Wool hits fresh highs
Wool prices have reached a fresh five-year high, but large volumes to be offered over the next few weeks are set to test the market.
Last week’s 49,204 bale national offering pushed the AWEX Eastern Market Indicator up 15 cents/kg to 1378c/kg clean, according to AWEX market analyst Lionel Plunkett.
The Western Market Indicator jumped 6c/kg to close at 1444c/kg clean.
“Prices have continued to climb at the second largest offering for the season,” Mr Plunkett said.
“The jump in prices for superfine types pushed the EMI.
“Most activity was in the early part of the week, with Thursday finishing on a flat note when lots outside of specification tended to lose ground.”
Mr Plunkett said the past two weekly auctions before Christmas recess would have increases to over 55,000 bales. National Council of Wool Selling Brokers of Australia executive director Chris Wilcox said the EMI was at its highest level since July 2011.
“Superfine wool prices jumped by up to 60c/kg, with ultrafine wool recording the best gains,” he said.
“The medium Merino wools lifted a little, but prices for broader Merinos were a little soft.
“The $A was up 0.4 US cents to 74.1 US cents to 1021 US c/kg.”
Mr Wilcox said there were some very different circumstances happening during June 2011, when the EMI reached a record 1425c/kg clean.

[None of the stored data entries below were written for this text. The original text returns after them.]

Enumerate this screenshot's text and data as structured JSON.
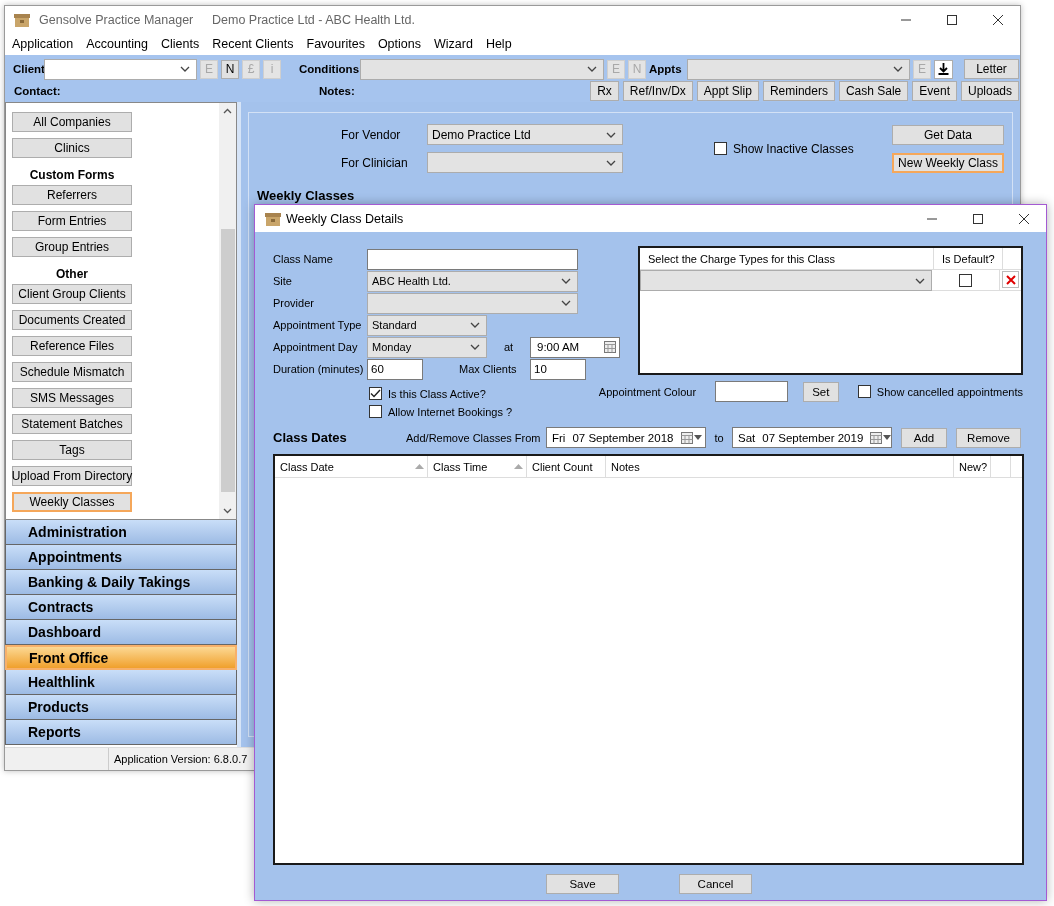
{
  "app": {
    "title": "Gensolve Practice Manager",
    "subtitle": "Demo Practice Ltd  - ABC Health Ltd."
  },
  "menu": [
    "Application",
    "Accounting",
    "Clients",
    "Recent Clients",
    "Favourites",
    "Options",
    "Wizard",
    "Help"
  ],
  "toolbar": {
    "client": {
      "label": "Client"
    },
    "client_buttons": [
      {
        "label": "E",
        "disabled": true
      },
      {
        "label": "N",
        "disabled": false
      },
      {
        "label": "£",
        "disabled": true
      },
      {
        "label": "i",
        "disabled": true
      }
    ],
    "conditions": {
      "label": "Conditions"
    },
    "conditions_buttons": [
      {
        "label": "E",
        "disabled": true
      },
      {
        "label": "N",
        "disabled": true
      }
    ],
    "appts": {
      "label": "Appts"
    },
    "appts_buttons": [
      {
        "kind": "text",
        "label": "E",
        "disabled": true
      },
      {
        "kind": "download",
        "disabled": false
      }
    ],
    "letter": "Letter",
    "contact_label": "Contact:",
    "notes_label": "Notes:",
    "actions": [
      "Rx",
      "Ref/Inv/Dx",
      "Appt Slip",
      "Reminders",
      "Cash Sale",
      "Event",
      "Uploads"
    ]
  },
  "sidebar": {
    "items": [
      {
        "kind": "button",
        "label": "All Companies",
        "selected": false
      },
      {
        "kind": "button",
        "label": "Clinics",
        "selected": false
      },
      {
        "kind": "heading",
        "label": "Custom Forms"
      },
      {
        "kind": "button",
        "label": "Referrers",
        "selected": false
      },
      {
        "kind": "button",
        "label": "Form Entries",
        "selected": false
      },
      {
        "kind": "button",
        "label": "Group Entries",
        "selected": false
      },
      {
        "kind": "heading",
        "label": "Other"
      },
      {
        "kind": "button",
        "label": "Client Group Clients",
        "selected": false
      },
      {
        "kind": "button",
        "label": "Documents Created",
        "selected": false
      },
      {
        "kind": "button",
        "label": "Reference Files",
        "selected": false
      },
      {
        "kind": "button",
        "label": "Schedule Mismatch",
        "selected": false
      },
      {
        "kind": "button",
        "label": "SMS Messages",
        "selected": false
      },
      {
        "kind": "button",
        "label": "Statement Batches",
        "selected": false
      },
      {
        "kind": "button",
        "label": "Tags",
        "selected": false
      },
      {
        "kind": "button",
        "label": "Upload From Directory",
        "selected": false
      },
      {
        "kind": "button",
        "label": "Weekly Classes",
        "selected": true
      }
    ],
    "nav": [
      {
        "label": "Administration",
        "selected": false
      },
      {
        "label": "Appointments",
        "selected": false
      },
      {
        "label": "Banking & Daily Takings",
        "selected": false
      },
      {
        "label": "Contracts",
        "selected": false
      },
      {
        "label": "Dashboard",
        "selected": false
      },
      {
        "label": "Front Office",
        "selected": true
      },
      {
        "label": "Healthlink",
        "selected": false
      },
      {
        "label": "Products",
        "selected": false
      },
      {
        "label": "Reports",
        "selected": false
      }
    ]
  },
  "status_bar": {
    "version": "Application Version: 6.8.0.7"
  },
  "content": {
    "vendor": {
      "label": "For Vendor",
      "value": "Demo Practice Ltd"
    },
    "clinician": {
      "label": "For Clinician"
    },
    "show_inactive": {
      "label": "Show Inactive Classes",
      "checked": false
    },
    "buttons": [
      {
        "label": "Get Data",
        "focused": false
      },
      {
        "label": "New Weekly Class",
        "focused": true
      }
    ],
    "heading": "Weekly Classes"
  },
  "dialog": {
    "title": "Weekly Class Details",
    "class_name": {
      "label": "Class Name"
    },
    "site": {
      "label": "Site",
      "value": "ABC Health Ltd."
    },
    "provider": {
      "label": "Provider"
    },
    "appointment_type": {
      "label": "Appointment Type",
      "value": "Standard"
    },
    "appointment_day": {
      "label": "Appointment Day",
      "value": "Monday"
    },
    "at_label": "at",
    "time": "9:00 AM",
    "duration": {
      "label": "Duration (minutes)",
      "value": "60"
    },
    "max_clients": {
      "label": "Max Clients",
      "value": "10"
    },
    "checkboxes": [
      {
        "label": "Is this Class Active?",
        "checked": true
      },
      {
        "label": "Allow Internet Bookings ?",
        "checked": false
      }
    ],
    "charge_grid": {
      "columns": [
        "Select the Charge Types for this Class",
        "Is Default?"
      ],
      "rows": [
        {
          "is_default": false
        }
      ]
    },
    "appointment_colour": {
      "label": "Appointment Colour"
    },
    "set_button": "Set",
    "show_cancelled": {
      "label": "Show cancelled appointments",
      "checked": false
    },
    "class_dates": {
      "heading": "Class Dates",
      "range_label": "Add/Remove Classes From",
      "from": {
        "day": "Fri",
        "date": "07 September 2018"
      },
      "to_label": "to",
      "to": {
        "day": "Sat",
        "date": "07 September 2019"
      },
      "buttons": [
        "Add",
        "Remove"
      ]
    },
    "table": {
      "columns": [
        {
          "label": "Class Date",
          "sortable": true
        },
        {
          "label": "Class Time",
          "sortable": true
        },
        {
          "label": "Client Count",
          "sortable": false
        },
        {
          "label": "Notes",
          "sortable": false
        },
        {
          "label": "New?",
          "sortable": false
        }
      ]
    },
    "footer_buttons": [
      "Save",
      "Cancel"
    ]
  }
}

“Back in the first half of 2011, cotton prices surged to the highest level since the US Civil War because of a short-term supply squeeze,” he said.
“Prices for all fibres, including wool, lifted as a result of the surge in cotton prices in 2011.
“At the same time, the $A was at just over US $1, which added to the level of wool prices in $US.
“While wool prices have jumped in recent weeks, cotton prices have remained steady at around 80 US cents/lb.”
Mr Wilcox said other fibres have been steady in recent months.
“Therefore the current rise in wool prices is all due to the demand for wool, helped along by the lower $A which is at 74 US cents,” he said.
The Elders International Wool Report stated that the long-term price trend of wool and its competing fibres were favourable.
“Woolgrowers will benefit from a rising cotton and synthetic fibre price trend,” the report said.